Monday, August 5, 2013

Growing Spiritully & Becoming Stronger

This past month, I have been thinking a lot about growing. I'm sure that most of us have photos as kids in elementary and middle school, and when you look at them, you can't help but realize how much you have changed and grown over the past years. It's hard for me to even imagine that I used to be a small little baby that my mom would rock to sleep. Although I have obviously grown since birth, it's so interesting for me to think about my spiritual growth.

About 7 months ago my life totally changed. Getting baptized was the best thing I ever did, and I've probably grown more mature in these past few months than I have in four years combined. One of my good friends Sucelly, who was just baptized a few weeks ago, told me the other day that even she had grown to be a different person in just a few weeks of being with the church and putting God first in her life. There is no doubt in my mind that when we commit our lives to God, we will become stronger.
Exodus 15:2 "The LORD is my strength and my defense; he has become my salvation. He is my God, and I will praise him, my father's God, and I will exalt him."
Psalm 29:11 "The LORD gives strength to his people; the LORD blesses his people with peace."

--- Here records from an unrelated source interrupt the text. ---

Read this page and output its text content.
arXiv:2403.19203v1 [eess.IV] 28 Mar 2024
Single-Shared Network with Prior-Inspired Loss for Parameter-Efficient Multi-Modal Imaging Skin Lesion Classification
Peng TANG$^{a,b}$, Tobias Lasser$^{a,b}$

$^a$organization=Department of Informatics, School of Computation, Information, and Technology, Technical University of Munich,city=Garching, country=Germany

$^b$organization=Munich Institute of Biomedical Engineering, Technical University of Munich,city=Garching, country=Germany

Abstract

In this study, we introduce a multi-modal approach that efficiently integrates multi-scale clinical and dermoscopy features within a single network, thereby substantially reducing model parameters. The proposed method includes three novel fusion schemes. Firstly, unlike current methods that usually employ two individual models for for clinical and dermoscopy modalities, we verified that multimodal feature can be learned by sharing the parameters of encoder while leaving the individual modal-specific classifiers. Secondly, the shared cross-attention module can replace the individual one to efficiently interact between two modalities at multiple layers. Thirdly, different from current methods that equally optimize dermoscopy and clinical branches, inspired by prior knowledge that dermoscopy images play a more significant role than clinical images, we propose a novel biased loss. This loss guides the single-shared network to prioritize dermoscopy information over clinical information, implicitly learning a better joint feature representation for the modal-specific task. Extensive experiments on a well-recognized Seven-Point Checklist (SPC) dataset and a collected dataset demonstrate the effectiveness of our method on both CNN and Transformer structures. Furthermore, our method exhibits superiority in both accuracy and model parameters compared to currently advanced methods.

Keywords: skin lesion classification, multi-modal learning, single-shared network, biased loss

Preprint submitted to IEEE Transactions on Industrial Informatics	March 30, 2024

One of my professors this past semester made a really good point that I won't ever forget. She said to the class "If you are never feeling uncomfortable, you aren't growing." I think this quote stuck with me so much because I have always hated being uncomfortable. I mean, who likes feeling out of their comfort zone? I think that's one of the reasons why it took me so long to get baptized. The idea made me squirm! I had been to church all my life and heard about how extremely important it was.. I just always felt this huge pressure. My life would change. My relationships with people would change. My priorities in life would change. I was scared of all these things, and I was honestly scared to grow. Turns out though, that change was the best decision in my life that I have made. 
Now, I'm not saying that you should always go out and do something that makes you feel extremely uncomfortable, but I think it's important for us to sit back and look at the current situation and ask ourselves if it's an opportunity to grow and be stronger Christian people.